Wenden wir uns einem Verfahrensabschnitt zu, bei dem zwischen deutschem und US-amerikanischem Zivilprozess erhebliche Unterschiede bestehen: Der Phase vor der eigentlichen Gerichtsverhandlung.

1. Das schriftliche Vorverfahren im deutschen Zivilprozess

Bevor es in Deutschland zu einer Gerichtsverhandlung kommt, werden zunächst Schriftsätze ausgetauscht: Klage, Klageerwiderung, Stellungnahme zur Klageerwiderung (Replik) und Stellungnahme zur Stellungnahme zur Klageerwiderung (Duplik). Manchmal auch noch weitere Schriftsätze. Wir nennen dies das schriftliche Vorverfahren (§ 276 ZPO).

Diese Schriftsätze enthalten in der Regel Beweisanträge/-angebote. Wenn eine Partei meint, dass es auf die Aussage einer bestimmten Person ankommt, dann kann sie diese Person als Zeugen benennen. Die Zeugenbenennung ist in gewisser Weise die Bitte an das Gericht, diese Person dann zur Gerichtsverhandlung zu laden. Wenn der Richter der Auffassung ist, dass es auf die Aussage dieser Person ankommt, dann wird der Zeuge geladen. Andernfalls lädt das Gericht den Zeugen nicht.

Wichtig: Vor der Gerichtsverhandlung hat der deutsche Anwalt keinen „Zugriff“ auf einen Zeugen der Gegenseite. Man kann einen Zeugen der Gegenseite also nicht vor dem Gerichtstermin befragen. Ein gegnerischer Zeuge muss und wird in aller Regel auch nicht mit dem Anwalt der Gegenseite reden.

Mit den eigenen Zeugen, also mit den Zeugen, die man selbst benannt hat, kann man als Anwalt natürlich schon sprechen. Allerdings darf man die Zeugen nicht unsachlich beeinflussen, d.h. zu einer bestimmten Aussage drängen oder überreden.

Die eigentliche Beweisaufnahme, also beispielsweise die Vernehmung des Zeugen, findet dann erst in der Gerichtsverhandlung (Haupttermin) vor dem und vor allem durch den Richter statt.

2. Pretrial Discovery im US-amerikanischen Zivilprozess

a) Im US-amerikanischen Zivilprozess läuft das Vorverfahren und hier speziell die Beweisaufnahme ganz anders ab. Sehen wir uns das einmal exemplarisch am Beispiel des Zeugenbeweises an.

Schon lange vor der eigentlichen Gerichtsverhandlung (Trial) findet eine vorgerichtliche Beweisaufnahme (Pretrial Discovery) statt. In diesem Rahmen führen die Anwälte offizielle Zeugenbefragungen (sog Depositions) durch. Das geschieht in der Weise, dass die Zeugen zum Beispiel in die Kanzlei des Anwalts geladen werden, notfalls unter Androhung von Strafe (Subpoena).

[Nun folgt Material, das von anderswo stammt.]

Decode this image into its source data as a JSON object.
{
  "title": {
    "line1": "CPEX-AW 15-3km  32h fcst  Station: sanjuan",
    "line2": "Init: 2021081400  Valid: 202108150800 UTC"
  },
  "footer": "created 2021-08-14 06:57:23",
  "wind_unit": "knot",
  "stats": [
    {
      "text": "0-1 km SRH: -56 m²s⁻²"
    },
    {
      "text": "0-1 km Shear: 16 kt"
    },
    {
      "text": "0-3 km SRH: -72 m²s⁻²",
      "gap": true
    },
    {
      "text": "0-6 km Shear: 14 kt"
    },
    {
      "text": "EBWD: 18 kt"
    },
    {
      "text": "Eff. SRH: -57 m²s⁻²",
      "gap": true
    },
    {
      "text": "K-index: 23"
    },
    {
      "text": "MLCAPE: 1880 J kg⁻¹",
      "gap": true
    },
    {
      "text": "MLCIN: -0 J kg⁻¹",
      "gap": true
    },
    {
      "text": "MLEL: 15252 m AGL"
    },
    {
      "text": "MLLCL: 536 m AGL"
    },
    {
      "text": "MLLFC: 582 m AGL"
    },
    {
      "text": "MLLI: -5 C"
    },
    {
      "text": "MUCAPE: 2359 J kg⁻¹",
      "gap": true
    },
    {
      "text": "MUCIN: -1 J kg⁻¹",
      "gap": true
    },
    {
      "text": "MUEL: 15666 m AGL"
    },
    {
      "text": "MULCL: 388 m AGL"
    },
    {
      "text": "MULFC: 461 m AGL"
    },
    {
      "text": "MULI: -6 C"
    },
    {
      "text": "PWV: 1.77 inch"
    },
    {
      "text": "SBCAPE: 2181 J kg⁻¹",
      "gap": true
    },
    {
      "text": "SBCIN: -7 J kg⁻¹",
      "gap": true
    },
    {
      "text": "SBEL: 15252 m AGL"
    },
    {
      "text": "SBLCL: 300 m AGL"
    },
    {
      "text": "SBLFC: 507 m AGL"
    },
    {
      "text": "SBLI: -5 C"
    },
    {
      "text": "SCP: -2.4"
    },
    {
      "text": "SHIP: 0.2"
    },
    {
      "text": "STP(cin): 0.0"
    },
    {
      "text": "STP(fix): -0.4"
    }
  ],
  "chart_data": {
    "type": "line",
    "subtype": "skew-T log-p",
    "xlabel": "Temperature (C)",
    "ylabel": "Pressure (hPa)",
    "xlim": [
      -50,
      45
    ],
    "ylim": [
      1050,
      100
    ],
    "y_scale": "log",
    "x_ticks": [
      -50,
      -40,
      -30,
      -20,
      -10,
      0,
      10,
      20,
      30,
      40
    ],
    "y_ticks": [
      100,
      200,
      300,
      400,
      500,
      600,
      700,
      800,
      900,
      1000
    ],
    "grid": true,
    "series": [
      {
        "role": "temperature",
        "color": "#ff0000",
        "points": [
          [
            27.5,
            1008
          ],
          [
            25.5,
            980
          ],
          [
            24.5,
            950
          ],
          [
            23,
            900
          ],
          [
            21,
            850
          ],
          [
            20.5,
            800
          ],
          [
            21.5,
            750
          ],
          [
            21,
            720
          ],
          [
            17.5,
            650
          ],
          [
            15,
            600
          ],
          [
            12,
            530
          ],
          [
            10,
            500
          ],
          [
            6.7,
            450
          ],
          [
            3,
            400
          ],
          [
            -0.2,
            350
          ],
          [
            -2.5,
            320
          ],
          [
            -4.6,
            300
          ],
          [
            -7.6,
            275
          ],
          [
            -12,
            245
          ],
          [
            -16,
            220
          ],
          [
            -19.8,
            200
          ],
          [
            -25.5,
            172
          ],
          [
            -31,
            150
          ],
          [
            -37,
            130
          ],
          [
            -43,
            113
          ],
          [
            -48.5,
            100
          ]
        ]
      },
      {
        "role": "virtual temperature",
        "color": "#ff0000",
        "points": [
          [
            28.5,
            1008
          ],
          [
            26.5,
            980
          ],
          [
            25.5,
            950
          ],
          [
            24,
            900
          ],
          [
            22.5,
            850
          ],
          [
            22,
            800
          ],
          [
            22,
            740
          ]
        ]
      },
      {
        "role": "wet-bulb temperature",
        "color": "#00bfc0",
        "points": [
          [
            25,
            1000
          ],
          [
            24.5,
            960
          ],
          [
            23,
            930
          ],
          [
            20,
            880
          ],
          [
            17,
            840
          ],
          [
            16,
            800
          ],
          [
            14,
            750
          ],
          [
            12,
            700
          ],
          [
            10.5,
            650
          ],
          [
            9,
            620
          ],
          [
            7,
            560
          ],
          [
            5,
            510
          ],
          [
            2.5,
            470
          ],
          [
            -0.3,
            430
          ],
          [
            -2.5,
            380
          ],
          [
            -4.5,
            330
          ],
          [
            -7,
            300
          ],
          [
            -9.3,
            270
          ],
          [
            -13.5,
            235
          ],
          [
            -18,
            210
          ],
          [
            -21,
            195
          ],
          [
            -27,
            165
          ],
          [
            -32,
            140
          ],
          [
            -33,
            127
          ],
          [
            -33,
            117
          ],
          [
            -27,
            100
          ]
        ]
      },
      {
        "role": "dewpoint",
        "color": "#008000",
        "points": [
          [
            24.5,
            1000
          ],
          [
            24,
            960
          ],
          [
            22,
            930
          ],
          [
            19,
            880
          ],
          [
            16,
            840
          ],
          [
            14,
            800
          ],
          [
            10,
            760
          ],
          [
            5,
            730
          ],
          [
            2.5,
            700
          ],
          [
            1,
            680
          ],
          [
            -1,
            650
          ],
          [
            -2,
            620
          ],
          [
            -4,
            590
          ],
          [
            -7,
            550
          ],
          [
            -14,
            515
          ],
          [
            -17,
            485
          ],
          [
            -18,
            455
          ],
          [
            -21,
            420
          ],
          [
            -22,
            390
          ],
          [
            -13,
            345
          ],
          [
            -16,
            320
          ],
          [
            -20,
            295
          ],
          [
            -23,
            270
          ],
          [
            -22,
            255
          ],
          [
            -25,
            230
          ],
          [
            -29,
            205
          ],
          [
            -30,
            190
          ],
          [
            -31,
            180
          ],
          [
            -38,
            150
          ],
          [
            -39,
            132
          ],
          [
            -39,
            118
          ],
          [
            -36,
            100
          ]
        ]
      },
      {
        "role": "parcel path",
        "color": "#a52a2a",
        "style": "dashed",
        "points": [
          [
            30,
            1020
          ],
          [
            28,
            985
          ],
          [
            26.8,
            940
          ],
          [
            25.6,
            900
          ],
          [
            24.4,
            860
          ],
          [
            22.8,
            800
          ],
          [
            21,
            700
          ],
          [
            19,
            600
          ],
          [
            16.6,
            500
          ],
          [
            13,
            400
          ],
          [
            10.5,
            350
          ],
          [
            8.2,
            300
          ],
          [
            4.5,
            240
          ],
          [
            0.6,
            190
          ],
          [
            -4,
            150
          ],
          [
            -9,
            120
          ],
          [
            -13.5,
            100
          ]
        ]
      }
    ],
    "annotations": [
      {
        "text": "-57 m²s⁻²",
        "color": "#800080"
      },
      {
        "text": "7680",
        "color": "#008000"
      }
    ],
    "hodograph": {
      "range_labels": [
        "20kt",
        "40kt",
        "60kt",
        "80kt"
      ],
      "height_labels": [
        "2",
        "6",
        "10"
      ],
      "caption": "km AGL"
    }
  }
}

Geregelt ist das Ganze in Rule 30 FRCP (Federal Rules of Civil Procedure) und zB auch in Article 31 CPLR (Civil Practice Law and Rules) von New York.

In Anwesenheit eines Protokollführers (Court reporter, Officer) werden die Zeugen dann vom Anwalt vernommen und müssen die Fragen des Anwalts beantworten. Fragen und Antworten werden wörtlich protokolliert. Der Zeuge wird dabei in der Regel vereidigt. Der Richter ist bei einer solchen Vernehmung (Deposition) nicht dabei, sondern die Pretrial Discovery liegt weitgehend in den Händen der Anwälte.

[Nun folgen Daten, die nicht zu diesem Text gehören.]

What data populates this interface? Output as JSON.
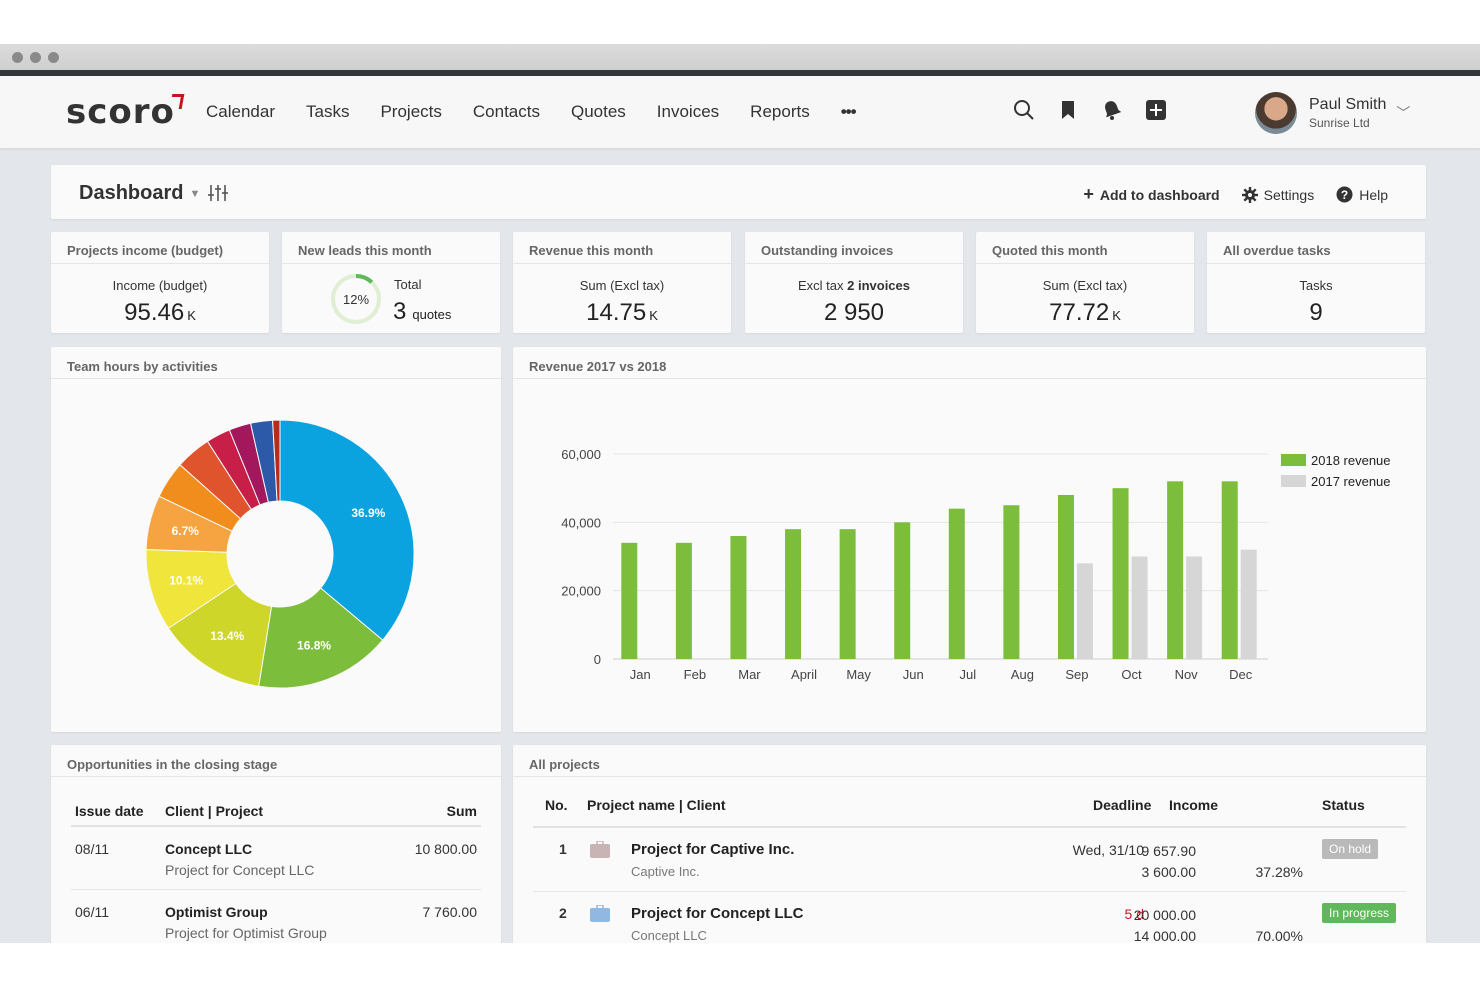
{
  "nav": {
    "logo": "scoro",
    "menu": [
      "Calendar",
      "Tasks",
      "Projects",
      "Contacts",
      "Quotes",
      "Invoices",
      "Reports",
      "•••"
    ],
    "user": {
      "name": "Paul Smith",
      "company": "Sunrise Ltd"
    }
  },
  "dashboard": {
    "title": "Dashboard",
    "add_label": "Add to dashboard",
    "settings_label": "Settings",
    "help_label": "Help"
  },
  "kpis": [
    {
      "title": "Projects income (budget)",
      "label": "Income (budget)",
      "value": "95.46",
      "unit": "K"
    },
    {
      "title": "New leads this month",
      "label": "Total",
      "value": "3",
      "unit": "quotes",
      "percent_text": "12%",
      "percent": 12
    },
    {
      "title": "Revenue this month",
      "label": "Sum (Excl tax)",
      "value": "14.75",
      "unit": "K"
    },
    {
      "title": "Outstanding invoices",
      "label_prefix": "Excl tax",
      "label_bold": "2 invoices",
      "value": "2 950"
    },
    {
      "title": "Quoted this month",
      "label": "Sum (Excl tax)",
      "value": "77.72",
      "unit": "K"
    },
    {
      "title": "All overdue tasks",
      "label": "Tasks",
      "value": "9"
    }
  ],
  "pie_panel": {
    "title": "Team hours by activities"
  },
  "bar_panel": {
    "title": "Revenue 2017 vs 2018"
  },
  "chart_data": [
    {
      "type": "pie",
      "donut": true,
      "slices": [
        {
          "label": "36.9%",
          "value": 36.9,
          "color": "#0aa3e0"
        },
        {
          "label": "16.8%",
          "value": 16.8,
          "color": "#7cbd3b"
        },
        {
          "label": "13.4%",
          "value": 13.4,
          "color": "#cfd62a"
        },
        {
          "label": "10.1%",
          "value": 10.1,
          "color": "#f0e53a"
        },
        {
          "label": "6.7%",
          "value": 6.7,
          "color": "#f5a441"
        },
        {
          "label": "",
          "value": 4.6,
          "color": "#f08d1c"
        },
        {
          "label": "",
          "value": 4.4,
          "color": "#e0542d"
        },
        {
          "label": "",
          "value": 3.0,
          "color": "#c81f48"
        },
        {
          "label": "",
          "value": 2.7,
          "color": "#a3185c"
        },
        {
          "label": "",
          "value": 2.7,
          "color": "#2d5aa8"
        },
        {
          "label": "",
          "value": 0.9,
          "color": "#b72d1c"
        }
      ]
    },
    {
      "type": "bar",
      "categories": [
        "Jan",
        "Feb",
        "Mar",
        "April",
        "May",
        "Jun",
        "Jul",
        "Aug",
        "Sep",
        "Oct",
        "Nov",
        "Dec"
      ],
      "series": [
        {
          "name": "2018 revenue",
          "color": "#7cbd3b",
          "values": [
            34000,
            34000,
            36000,
            38000,
            38000,
            40000,
            44000,
            45000,
            48000,
            50000,
            52000,
            52000
          ]
        },
        {
          "name": "2017 revenue",
          "color": "#d6d6d6",
          "values": [
            null,
            null,
            null,
            null,
            null,
            null,
            null,
            null,
            28000,
            30000,
            30000,
            32000
          ]
        }
      ],
      "yticks": [
        "60,000",
        "40,000",
        "20,000",
        "0"
      ],
      "ylim": [
        0,
        60000
      ],
      "legend": "top-right"
    }
  ],
  "opportunities": {
    "title": "Opportunities in the closing stage",
    "headers": [
      "Issue date",
      "Client | Project",
      "Sum"
    ],
    "rows": [
      {
        "date": "08/11",
        "client": "Concept LLC",
        "project": "Project for Concept LLC",
        "sum": "10 800.00"
      },
      {
        "date": "06/11",
        "client": "Optimist Group",
        "project": "Project for Optimist Group",
        "sum": "7 760.00"
      }
    ]
  },
  "projects": {
    "title": "All projects",
    "headers": [
      "No.",
      "Project name | Client",
      "Deadline",
      "Income",
      "Status"
    ],
    "rows": [
      {
        "no": "1",
        "name": "Project for Captive Inc.",
        "client": "Captive Inc.",
        "deadline": "Wed, 31/10",
        "income1": "9 657.90",
        "income2": "3 600.00",
        "percent": "37.28%",
        "status": "On hold",
        "status_color": "#b9b9b9",
        "icon_color": "#c9b4b4"
      },
      {
        "no": "2",
        "name": "Project for Concept LLC",
        "client": "Concept LLC",
        "deadline": "5 d",
        "income1": "20 000.00",
        "income2": "14 000.00",
        "percent": "70.00%",
        "status": "In progress",
        "status_color": "#5fb85a",
        "icon_color": "#8fb9e3"
      }
    ]
  }
}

Diese „vorgezogene“ Zeugenbefragung bedeutet aber nicht, dass im Verhandlungstermin vor dem Gericht (Trial) keine Beweisaufnahme mehr stattfinden würde. Im Gegenteil. Besonders dann, wenn das Verfahren mit Geschworenen stattfindet (Trial by Jury), wird die gerichtliche Beweisaufnahme sogar sehr ausführlich durchgeführt, damit ihr die Geschworenen, die allesamt juristische Laien sind, auch folgen können.

b) Welchen Sinn hat also diese ausführliche Pretrial Discovery mit Depositions? Vor allem folgende:

Informationsgewinnung: Man erfährt schon vor der eigentlichen Hauptverhandlung, was ein Zeuge (vermutlich) aussagen wird.

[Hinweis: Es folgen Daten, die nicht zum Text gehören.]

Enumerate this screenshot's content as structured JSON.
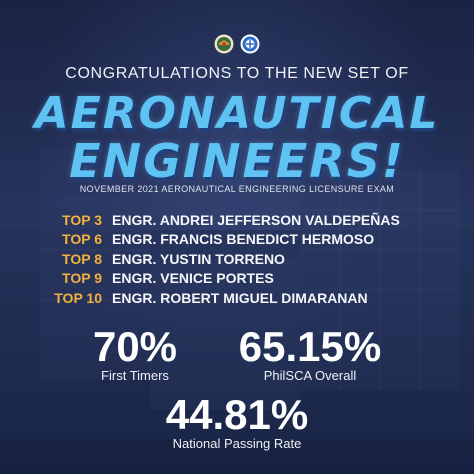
{
  "colors": {
    "accent_blue": "#5ec2f2",
    "rank_gold": "#f3b13f",
    "background": "#27345c"
  },
  "header": {
    "congrats": "CONGRATULATIONS TO THE NEW SET OF",
    "headline_line1": "AERONAUTICAL",
    "headline_line2": "ENGINEERS!",
    "subtitle": "NOVEMBER 2021 AERONAUTICAL ENGINEERING LICENSURE EXAM"
  },
  "logos": [
    "seal-logo",
    "philsca-logo"
  ],
  "top_passers": [
    {
      "rank": "TOP 3",
      "name": "ENGR. ANDREI JEFFERSON VALDEPEÑAS"
    },
    {
      "rank": "TOP 6",
      "name": "ENGR. FRANCIS BENEDICT HERMOSO"
    },
    {
      "rank": "TOP 8",
      "name": "ENGR. YUSTIN TORRENO"
    },
    {
      "rank": "TOP 9",
      "name": "ENGR. VENICE PORTES"
    },
    {
      "rank": "TOP 10",
      "name": "ENGR. ROBERT MIGUEL DIMARANAN"
    }
  ],
  "stats": {
    "first_timers": {
      "value": "70%",
      "label": "First Timers"
    },
    "philsca_overall": {
      "value": "65.15%",
      "label": "PhilSCA Overall"
    },
    "national": {
      "value": "44.81%",
      "label": "National Passing Rate"
    }
  }
}
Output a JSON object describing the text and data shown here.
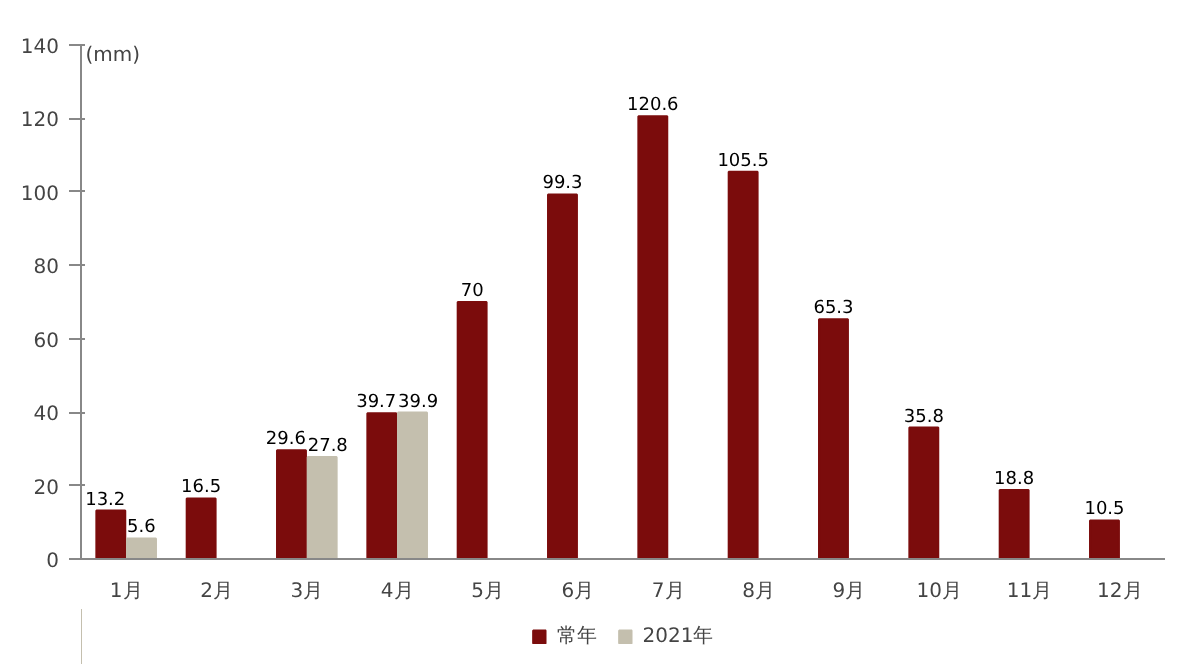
{
  "chart_data": {
    "type": "bar",
    "ylabel": "(mm)",
    "categories": [
      "1月",
      "2月",
      "3月",
      "4月",
      "5月",
      "6月",
      "7月",
      "8月",
      "9月",
      "10月",
      "11月",
      "12月"
    ],
    "series": [
      {
        "name": "常年",
        "color": "#7b0c0c",
        "values": [
          13.2,
          16.5,
          29.6,
          39.7,
          70,
          99.3,
          120.6,
          105.5,
          65.3,
          35.8,
          18.8,
          10.5
        ]
      },
      {
        "name": "2021年",
        "color": "#c4bfae",
        "values": [
          5.6,
          null,
          27.8,
          39.9,
          null,
          null,
          null,
          null,
          null,
          null,
          null,
          null
        ]
      }
    ],
    "ylim": [
      0,
      140
    ],
    "yticks": [
      0,
      20,
      40,
      60,
      80,
      100,
      120,
      140
    ],
    "data_labels": true,
    "legend": "bottom",
    "grid": false
  }
}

Beweissicherung: Die Aussage wird aufgezeichnet und gesichert, vor allem für den Fall, dass der Zeuge verstirbt, verschwindet oder seine Aussage später ändert; sei es absichtlich oder weil er sich nicht mehr so gut an den Vorgang erinnert.

Der Nachteil einer solchen – aus unserer Sicht – „ausufernden“ vorgerichtlichen Beweisaufnahme liegt darin, dass diese ein Klageverfahren in die Länge zieht. Ich begleite zur Zeit ein Verfahren vor einem New Yorker Gericht, bei dem die Klage im April 2020 bei Gericht eingereicht wurde. Jetzt hat man sich im April 2021 auf bestimmte Termine für die Pretrial Discovery verständigt. Die nächste Konferenz mit dem Gericht ist dann für Februar 2022 angesetzt, also fast zwei Jahre nach Klageeinreichung. In dieser zweiten Konferenz mit dem Richter will man dann darüber sprechen, ob und – wenn ja – zu welchem Termin der eigentliche Prozess vor dem Gericht, also der Trial, stattfinden soll. Das ist für deutsche Verhältnisse eine sehr lange Zeit. Da würden wir von einer überlasteten, fast schon nicht mehr funktionsfähigen Justiz sprechen.

Umgekehrt besteht natürlich die Chance, dass die Parteien nach der Pretrial Discovery ihre Erfolgsaussichten deutlich besser einschätzen können und unter diesen Umständen gegebenenfalls auf eine mündliche Verhandlung verzichten und sich außergerichtlich einigen.

3. Gemeinsamkeiten und Unterschiede

Schriftliches Vorverfahren im deutschen Zivilprozess und Pretrial Discovery im US-amerikanischen Zivilprozess dienen beide der Vorbereitung des eigentlichen Verfahrens vor dem Gericht (Haupttermin beziehungsweise Trial).

a) Das deutsche Vorverfahren ist jedoch tendenziell kürzer, da bei uns in dieser Phase noch keine Beweisaufnahme stattfindet, sondern lediglich Beweisanträge für den gerichtlichen Termin gestellt werden. Das Gericht ist im schriftlichen Vorverfahren ständig präsent, indem der Richter Fristen und Termine vorgibt und den Prozessparteien Hinweise erteilen kann und soll (§ 273 ZPO, auch § 139 ZPO). Zum Beispiel kann der Richter die Klagepartei bereits vor dem Termin darauf hinweisen, dass die Klage derzeit unschlüssig erscheint, und sie auffordern, die Klage zu ergänzen und/oder zu erläutern.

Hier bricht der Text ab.